View Single Post
Old 11-19-2003, 08:03 PM   #67
Aiwendil
Late Istar
 
Join Date: Mar 2001
Posts: 2,224
Aiwendil is a guest at the Prancing Pony.Aiwendil is a guest at the Prancing Pony.
Sting

Lyta Underhill wrote:
Quote:
The art in science to me lies in the description, the elucidation, the mathematics, if you will. Certainly it behaves according to strict laws, but these laws are ever changing, ever being refined.
Science behaves in accordance with one very strict law: all that it is about is describing and predicting data. This is a very rigorous and very rigid definition, which is of course nothing like the definition of art (whatever that might be). I don't think the purpose of science ever changes.

Quote:
That, to me, is an art, even though its roots are strictly governed by mathematics (in itself an exercise in aesthetics
I certainly appreciate the aesthetic appeal of mathematics (though when I'm embroiled in the depths of, say, a complicated partial differential equation, I must confess that the aesthetic appeal is rather lost on me). But are you really prepared to say that mathematics is aesthetics? Surely aesthetics depends upon the peculiar structure of the human brain, not just upon the logical structure of the world.

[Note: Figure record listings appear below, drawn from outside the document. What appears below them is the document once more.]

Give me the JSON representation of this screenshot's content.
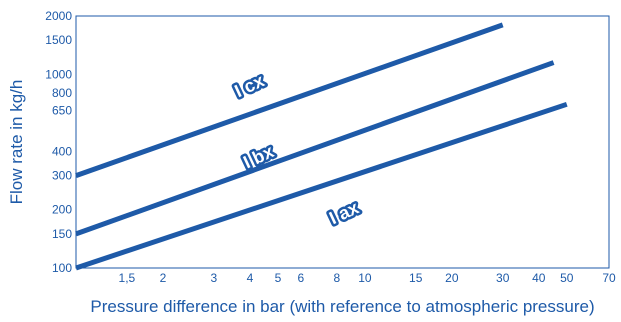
{
  "chart_data": {
    "type": "line",
    "title": "",
    "xlabel": "Pressure difference in bar (with reference to atmospheric pressure)",
    "ylabel": "Flow rate in kg/h",
    "xscale": "log",
    "yscale": "log",
    "xlim": [
      1,
      70
    ],
    "ylim": [
      100,
      2000
    ],
    "grid": true,
    "legend": "inline labels on lines",
    "x_ticks": [
      1.5,
      2,
      3,
      4,
      5,
      6,
      8,
      10,
      15,
      20,
      30,
      40,
      50,
      70
    ],
    "x_tick_labels": [
      "1,5",
      "2",
      "3",
      "4",
      "5",
      "6",
      "8",
      "10",
      "15",
      "20",
      "30",
      "40",
      "50",
      "70"
    ],
    "y_ticks": [
      100,
      150,
      200,
      300,
      400,
      650,
      800,
      1000,
      1500,
      2000
    ],
    "y_tick_labels": [
      "100",
      "150",
      "200",
      "300",
      "400",
      "650",
      "800",
      "1000",
      "1500",
      "2000"
    ],
    "extra_grid_x": [
      7,
      9,
      25
    ],
    "extra_grid_y": [
      250,
      500,
      700,
      900
    ],
    "series": [
      {
        "name": "I ax",
        "label_position": [
          8.5,
          190
        ],
        "label_angle_deg": -25,
        "x": [
          1,
          50
        ],
        "y": [
          100,
          700
        ]
      },
      {
        "name": "I bx",
        "label_position": [
          4.3,
          370
        ],
        "label_angle_deg": -25,
        "x": [
          1,
          45
        ],
        "y": [
          150,
          1150
        ]
      },
      {
        "name": "I cx",
        "label_position": [
          4.0,
          860
        ],
        "label_angle_deg": -25,
        "x": [
          1,
          30
        ],
        "y": [
          300,
          1800
        ]
      }
    ],
    "colors": {
      "line": "#1e5aa8",
      "grid": "#1e5aa8",
      "text": "#1e5aa8",
      "background": "#ffffff"
    }
  }
}
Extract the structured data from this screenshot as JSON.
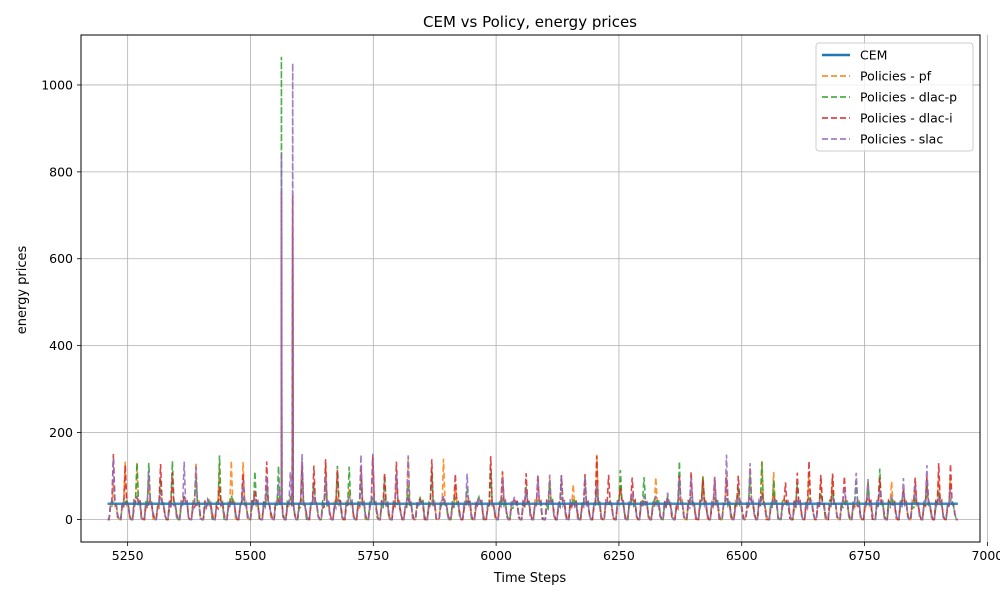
{
  "chart_data": {
    "type": "line",
    "title": "CEM vs Policy, energy prices",
    "xlabel": "Time Steps",
    "ylabel": "energy prices",
    "xlim": [
      5155,
      6985
    ],
    "ylim": [
      -52,
      1115
    ],
    "xticks": [
      5250,
      5500,
      5750,
      6000,
      6250,
      6500,
      6750,
      7000
    ],
    "yticks": [
      0,
      200,
      400,
      600,
      800,
      1000
    ],
    "grid": true,
    "legend_position": "top-right",
    "x_start": 5209,
    "x_end": 6940,
    "cem_value": 36,
    "spikes": [
      {
        "x": 5563,
        "peak": 1065,
        "series": "Policies - dlac-p"
      },
      {
        "x": 5586,
        "peak": 1050,
        "series": "Policies - slac"
      }
    ],
    "series": [
      {
        "name": "CEM",
        "color": "#1f77b4",
        "style": "solid",
        "values": [
          36,
          36
        ]
      },
      {
        "name": "Policies - pf",
        "color": "#ff7f0e",
        "style": "dashed",
        "typical_range": [
          0,
          150
        ]
      },
      {
        "name": "Policies - dlac-p",
        "color": "#2ca02c",
        "style": "dashed",
        "typical_range": [
          0,
          150
        ]
      },
      {
        "name": "Policies - dlac-i",
        "color": "#d62728",
        "style": "dashed",
        "typical_range": [
          0,
          155
        ]
      },
      {
        "name": "Policies - slac",
        "color": "#9467bd",
        "style": "dashed",
        "typical_range": [
          0,
          160
        ]
      }
    ]
  }
}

But I'm not even sure what we're arguing about any longer. The original discussion involved the possibility of some kind of meaningful connection between the music of the Ainur and the vibrations of superstrings in the early universe. I stand by my opinion that such connections are nothing more than coincidents.

Quote:
One could make this claim, although it would be out of the mainstream. But, if one's tastes ran to an evening's contemplation of elegant equations rather than a good story, then one could call it literature.
Certainly one could say that one enjoyed it - but would it really be correct to call it "literature"? Admittedly, as I pointed out elsewhere recently, all definitions are arbitrary. So one can certainly call it "literature" if one likes, as long as one adopts a certain definition for "literature". But I don't think that this would be the usual way in which the term is used. "Literature" as an art form seems to me to be something quite different from equations.

Quote:
I do not mean to say that they are literally scientists of different disciplines and they are translating equations, but that each one's part in the Music is analogous
to the specialist in a particular overreaching field, such as physics as a whole is. It is not a literal comparison but an analogy.
I agree with the analogy, as far as it seems to me to go.

Quote:
Indeed how can one assume that this music is literally related to our own understanding of what is traditionally known as music?
That's an interesting question. But I am of the opinion that in reading the Ainulindale, we are to think of "music" as we know it - traditional music, even, probably, western music. The evidence for this view is by no means conclusive. But it seems to me that since the Silmarillion is already a myth, it isn't quite right to hyper-mythologize, as it were, a certain portion of it. In other words, why should we take the Ainulindale specifically as being any less "true" than the other, also clearly mythological, tales? Note also that the song of the Ainur is explicitly compared with the music of "harps and lutes, and pipes and trumpets, and viols and organs, and . . . countless choirs singing with words". And it is at least suggested that some echo of the music of the Ainur survives in the sound of water, and that there is an association for the Elves between song and water.

Quote:
physics is the uncovering of the ever-present nature of the Universe, which was there long before anyone arose to attempt its description. I've also been known to espouse the view that the very behavior of the Universe is influenced by our attempts to view it, keeping a complete explanation, in effect, just out of reach in some cases.
Forgive me for veering slightly off the topic, but these two views sound contradictory. The first view, that physics exists to be discovered, seems to me to be the very opposite of the rather constructivist view that the rules change in response to how we go about investigating them.

Quote:
Thanks for a lively discussion, Aiwendil! Always a pleasure!
I've enjoyed it as well.

Amarie wrote:
Quote:
how it is possible to sing without time? Music, at least, the kind of music we can understand, needs time to be produced.
To which Lyta Underhill replied:
Quote:
Perhaps this would speak to the Music being fundamentally different from music as we understand it then? Or perhaps we simply cannot imagine music without meter. In a way, I believe it would be so overwhelming, with the themes rising and falling and interweaving all together, that a mere mortal such as myself could not bear to 'hear' it in its fullness.
If there were truly no time, music would be impossible, for sound would be impossible.

Tolkien does call Iluvatar's dwelling the "Timeless Halls", but like most fictional depictions of supposedly timeless places or people, it has time quite distinctly built into it. Without time there can be no creation, for that implies the existence at one time of a thing that did not exist at another. There can be no seeking for the Secret Fire alone in the void, no speech, no "at first" or "then" (words which are used in the Ainulindale), etc.